Scarlata and Hauze began with the desire to perform the Brahms pieces together. These Brahms pieces have held a special significance for Hauze specifically: he was introduced to them by the woman who would later become his wife, while he was a junior at Swarthmore. He then became involved in an Orchestra 2001 performance of Brahms’ second concerto.

That same year was the first time Hauze heard Scarlata sing. Hauze was the Assistant Conductor for an Orchestra 2001 concert performing pieces by composer Gustav Mahler. Later in their careers, Hauze and Scarlata met at West Chester University, where Scarlata currently serves on the faculty and where Hauze taught church music until three years ago.

Last year, Michael Johns, Associate in Performance and Director of the Elizabeth Pollard Fetter Chamber Music Program (including Midday Monday Concerts) asked Hauze if he would be interested in performing a concert this semester. Hauze agreed, and set up the collaboration with Scarlata.

“[Scarlata] had been looking to do something together again,” Hauze said.

Scarlata and Hauze’s individual and collective talents shone through on Monday. They performed Brahms’s bitter, solemn texts with a richness that reverberated throughout Lang Concert Hall. The two were keenly attuned to each other, increasing and decreasing their expressivity in harmony.

According to Hauze, “Brahms’s approach to setting text to music is very tied to the language, German syntax and the sound of the words.” Hauze described his own journey with the Brahms pieces as being purely musical at first, since he didn’t know German when he first encountered them. The pieces are “strange, enigmatic and beautiful,” he said. “There are beautiful rays of sunshine at the end, but I could feel this heaviness.” The pieces, he said, are based on apocryphal scripture and are “consumed with death.” Brahms wrote them very near the end of his life.

“That’s what I love about Brahms: he can approach the darkest, most troubling human experience, death, [and move] towards transcendence and resolution, and descend into the greatest depths,” Hauze said.

According to Scarlata’s introduction, he and Hauze chose the other composers “based on what else was going on at the time.” Both Fauré (French) and Ives (American), he said, were grappling with the pervasiveness of the German tradition in music. “They’re three radically different approaches to setting text,” Hauze said. “They’re good contrast.”

The Fauré pieces were all based on texts by poetry by Paul Verlaine. “The Verlaine poetry was almost like his soul mate,” Scarlata said. “It enabled him to bring all the colors in the music to life.” Hauze said that though Scarlata had performed Fauré publically before, Hauze himself never had. However, he fell in love with the pieces, and “wanted people to hear them.”

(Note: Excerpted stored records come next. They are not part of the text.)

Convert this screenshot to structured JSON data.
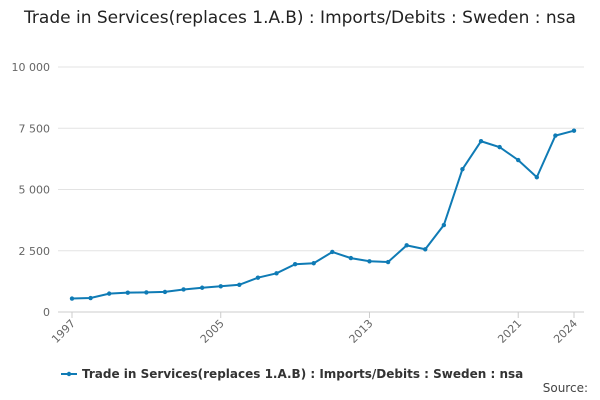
{
  "chart_data": {
    "type": "line",
    "title": "Trade in Services(replaces 1.A.B) : Imports/Debits : Sweden : nsa",
    "x": [
      1997,
      1998,
      1999,
      2000,
      2001,
      2002,
      2003,
      2004,
      2005,
      2006,
      2007,
      2008,
      2009,
      2010,
      2011,
      2012,
      2013,
      2014,
      2015,
      2016,
      2017,
      2018,
      2019,
      2020,
      2021,
      2022,
      2023,
      2024
    ],
    "series": [
      {
        "name": "Trade in Services(replaces 1.A.B) : Imports/Debits : Sweden : nsa",
        "color": "#0f7bb5",
        "values": [
          550,
          570,
          750,
          790,
          800,
          820,
          920,
          990,
          1050,
          1110,
          1400,
          1580,
          1950,
          1990,
          2450,
          2200,
          2070,
          2040,
          2720,
          2560,
          3550,
          5830,
          6970,
          6730,
          6200,
          5500,
          7200,
          7400
        ]
      }
    ],
    "xlim": [
      1997,
      2024
    ],
    "xticks": [
      1997,
      2005,
      2013,
      2021,
      2024
    ],
    "ylim": [
      0,
      10000
    ],
    "yticks": [
      0,
      {
        "value": 2500,
        "label": "2 500"
      },
      {
        "value": 5000,
        "label": "5 000"
      },
      {
        "value": 7500,
        "label": "7 500"
      },
      {
        "value": 10000,
        "label": "10 000"
      }
    ],
    "grid": true,
    "source": "Source:"
  }
}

Hauze said that though the music they performed was technically and stylistically difficult, collaborating with Scarlata was easy. Scarlata was very experienced in the pieces they performed, particularly the Fauré selections. “He was a great help to me in finding an approach,” Hauze said, noting that this was difficult due to the different approaches each composer took towards setting text to music.

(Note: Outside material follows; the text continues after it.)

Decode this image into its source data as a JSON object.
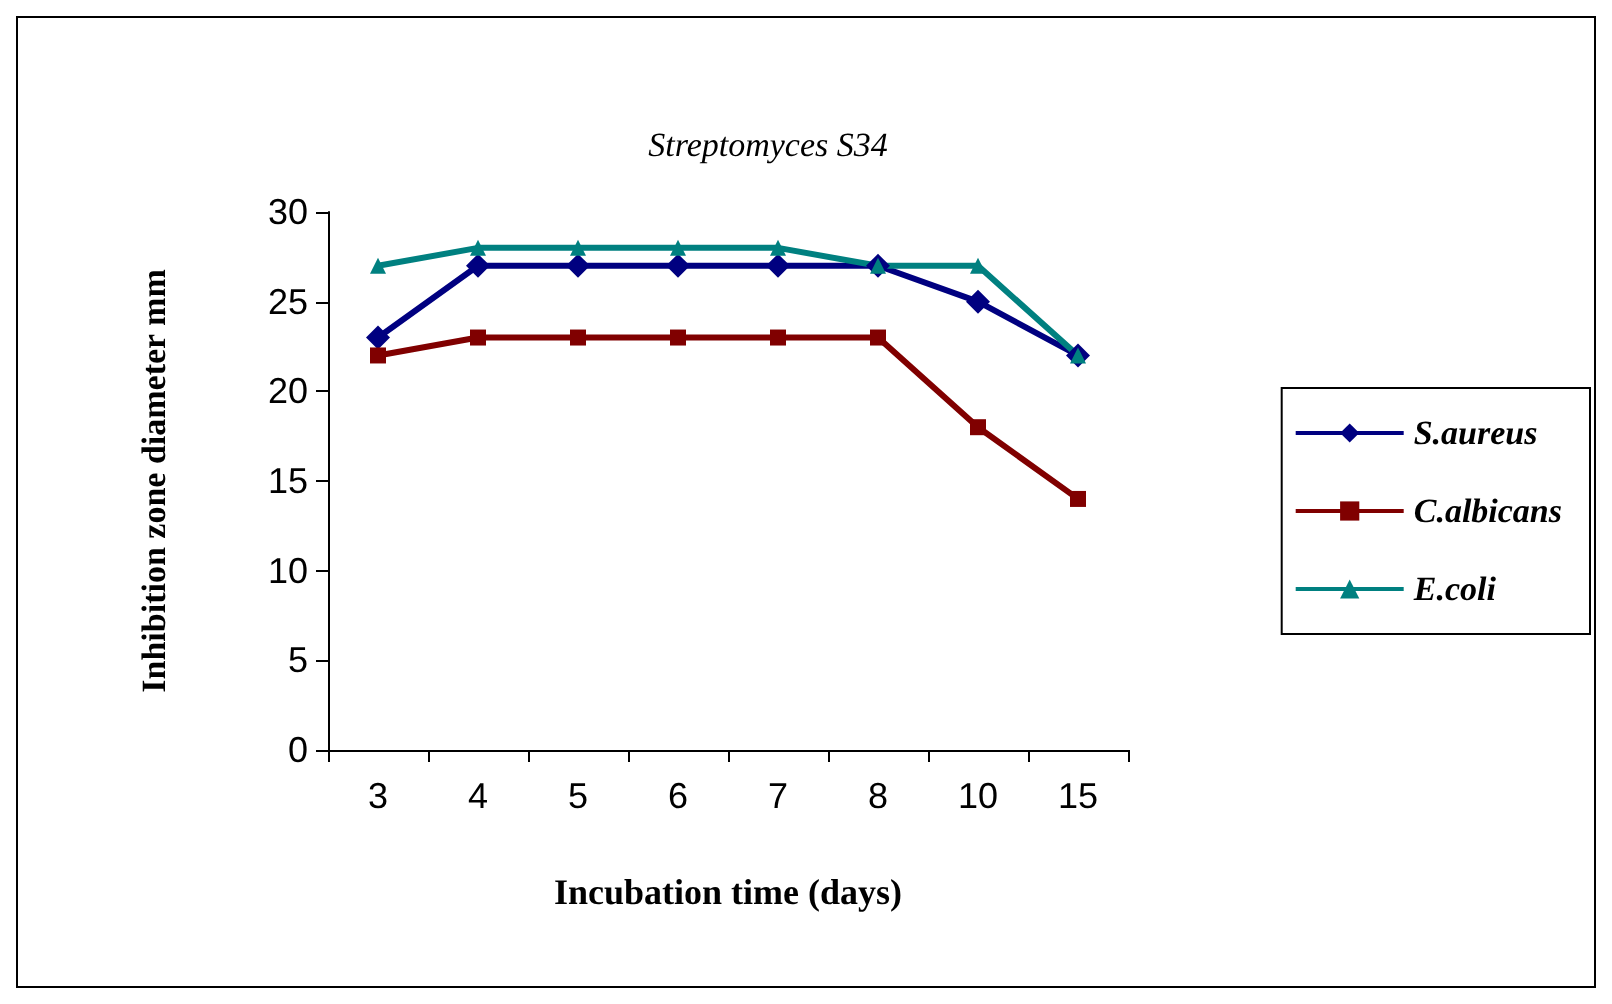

The Ives pieces, Scarlata explained, were influenced by Ives’s childhood “musical experiments” and experience around marching bands. Scarlata encouraged the audience to “see what it does to your mind.” Both Hauze and Scarlata endowed their roles in these big-band/Broadway-esque pieces with unique characterizations and humor.

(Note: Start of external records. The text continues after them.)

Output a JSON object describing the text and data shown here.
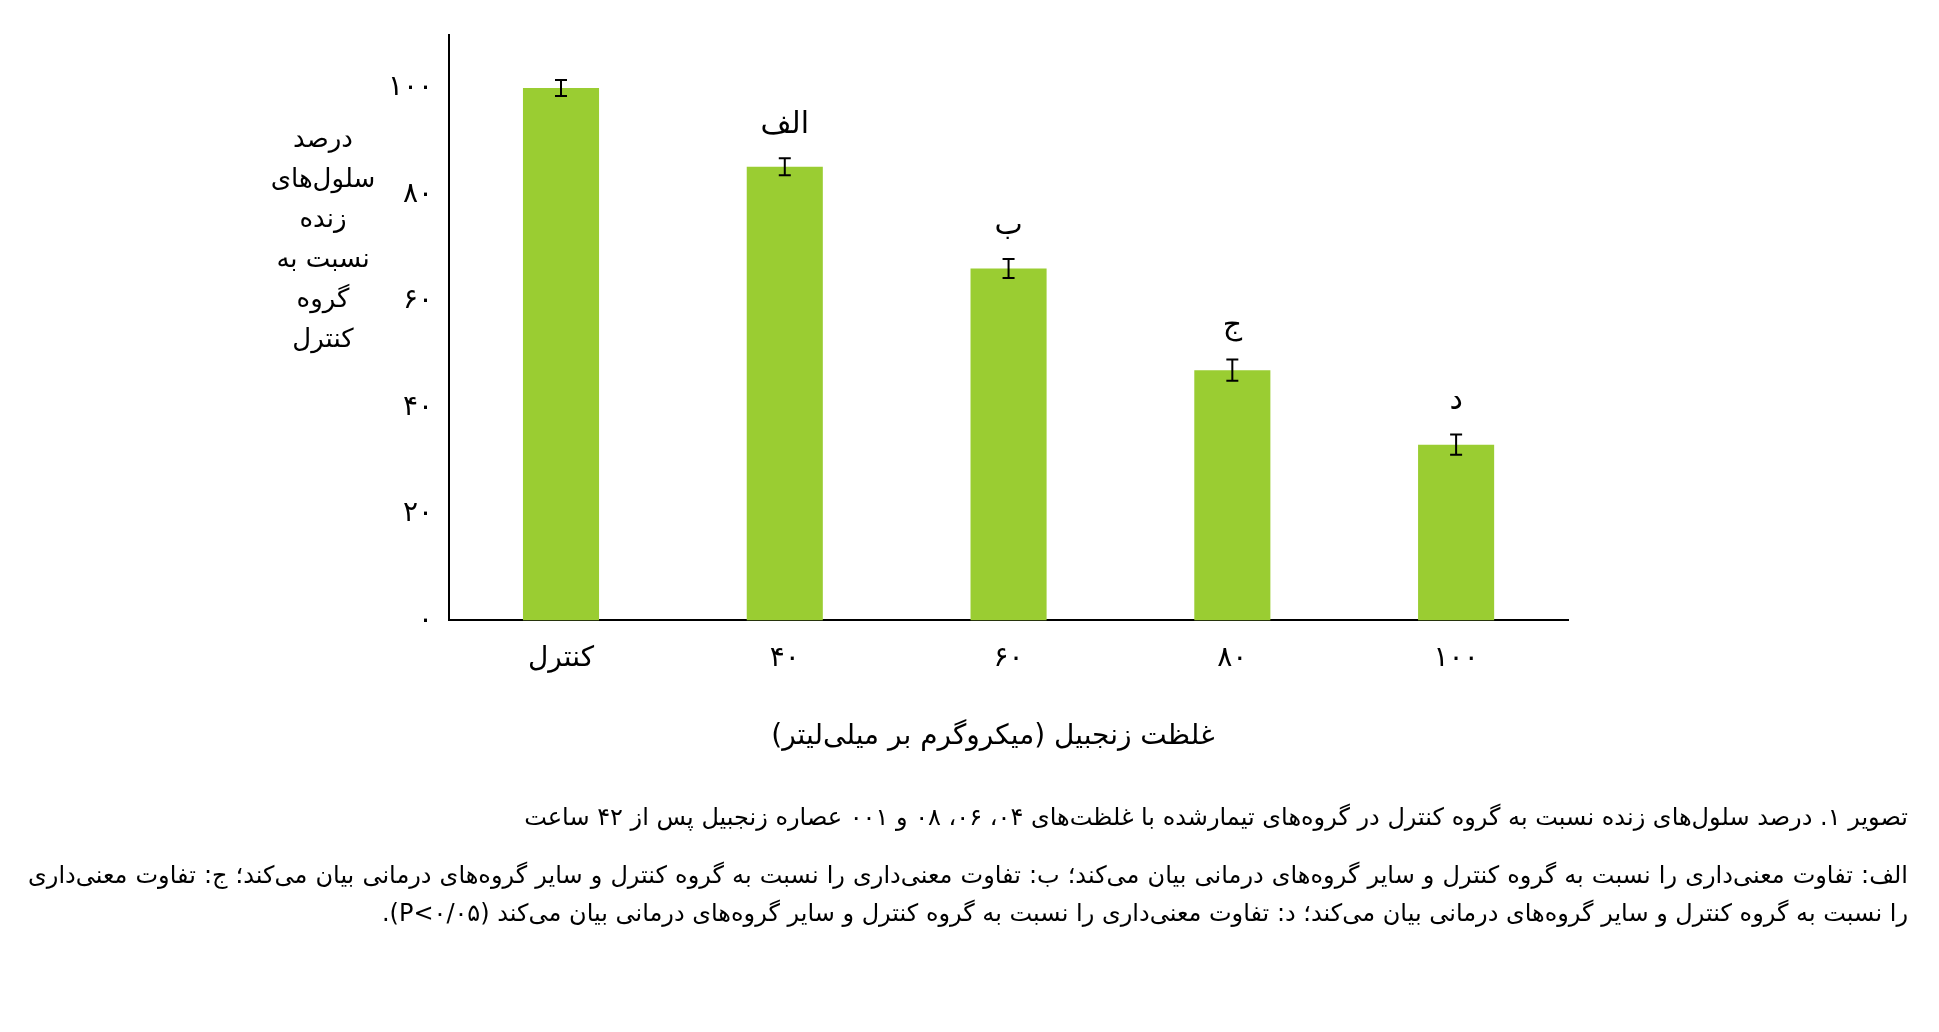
{
  "chart_data": {
    "type": "bar",
    "xlabel": "غلظت زنجبیل (میکروگرم بر میلی‌لیتر)",
    "ylabel": "درصد سلول‌های زنده نسبت به گروه کنترل",
    "categories": [
      "کنترل",
      "۴۰",
      "۶۰",
      "۸۰",
      "۱۰۰"
    ],
    "values": [
      100,
      85.2,
      66.1,
      47,
      33
    ],
    "errors": [
      1.5,
      1.6,
      1.8,
      2,
      1.9
    ],
    "color": "#9acd32",
    "ylim": [
      0,
      110
    ],
    "yticks": [
      {
        "value": 0,
        "label": "۰"
      },
      {
        "value": 20,
        "label": "۲۰"
      },
      {
        "value": 40,
        "label": "۴۰"
      },
      {
        "value": 60,
        "label": "۶۰"
      },
      {
        "value": 80,
        "label": "۸۰"
      },
      {
        "value": 100,
        "label": "۱۰۰"
      }
    ],
    "grid": false,
    "legend": false,
    "annotations": [
      {
        "text": "الف",
        "x": "۴۰",
        "y": 85.2
      },
      {
        "text": "ب",
        "x": "۶۰",
        "y": 66.1
      },
      {
        "text": "ج",
        "x": "۸۰",
        "y": 47
      },
      {
        "text": "د",
        "x": "۱۰۰",
        "y": 33
      },
      "تصویر ۱. درصد سلول‌های زنده نسبت به گروه کنترل در گروه‌های تیمارشده با غلظت‌های ۰۴، ۰۶، ۰۸ و ۰۰۱ عصاره زنجبیل پس از ۴۲ ساعت",
      "الف: تفاوت معنی‌داری را نسبت به گروه کنترل و سایر گروه‌های درمانی بیان می‌کند؛ ب: تفاوت معنی‌داری را نسبت به گروه کنترل و سایر گروه‌های درمانی بیان می‌کند؛ ج: تفاوت معنی‌داری را نسبت به گروه کنترل و سایر گروه‌های درمانی بیان می‌کند؛ د: تفاوت معنی‌داری را نسبت به گروه کنترل و سایر گروه‌های درمانی بیان می‌کند (P<۰/۰۵)."
    ]
  }
}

The duo will perform again at a West Chester University faculty recital at a longer evening concert. Hauze said he looks forward to performing Fauré again: “Every time you perform any music you come closer to the music,” he said, especially “how to project [the piece’s] meaning through the piano.”

The next concert in the Midday Monday series is the Dolce Suono Ensemble on November 5. The ensemble is a flute, piano and percussion trio and will perform Jazz and folk and pop music from Latin and Jewish traditions.

Midday Monday Concerts take place on the first Monday of every month at 12:30 p.m. in Lang Concert Hall.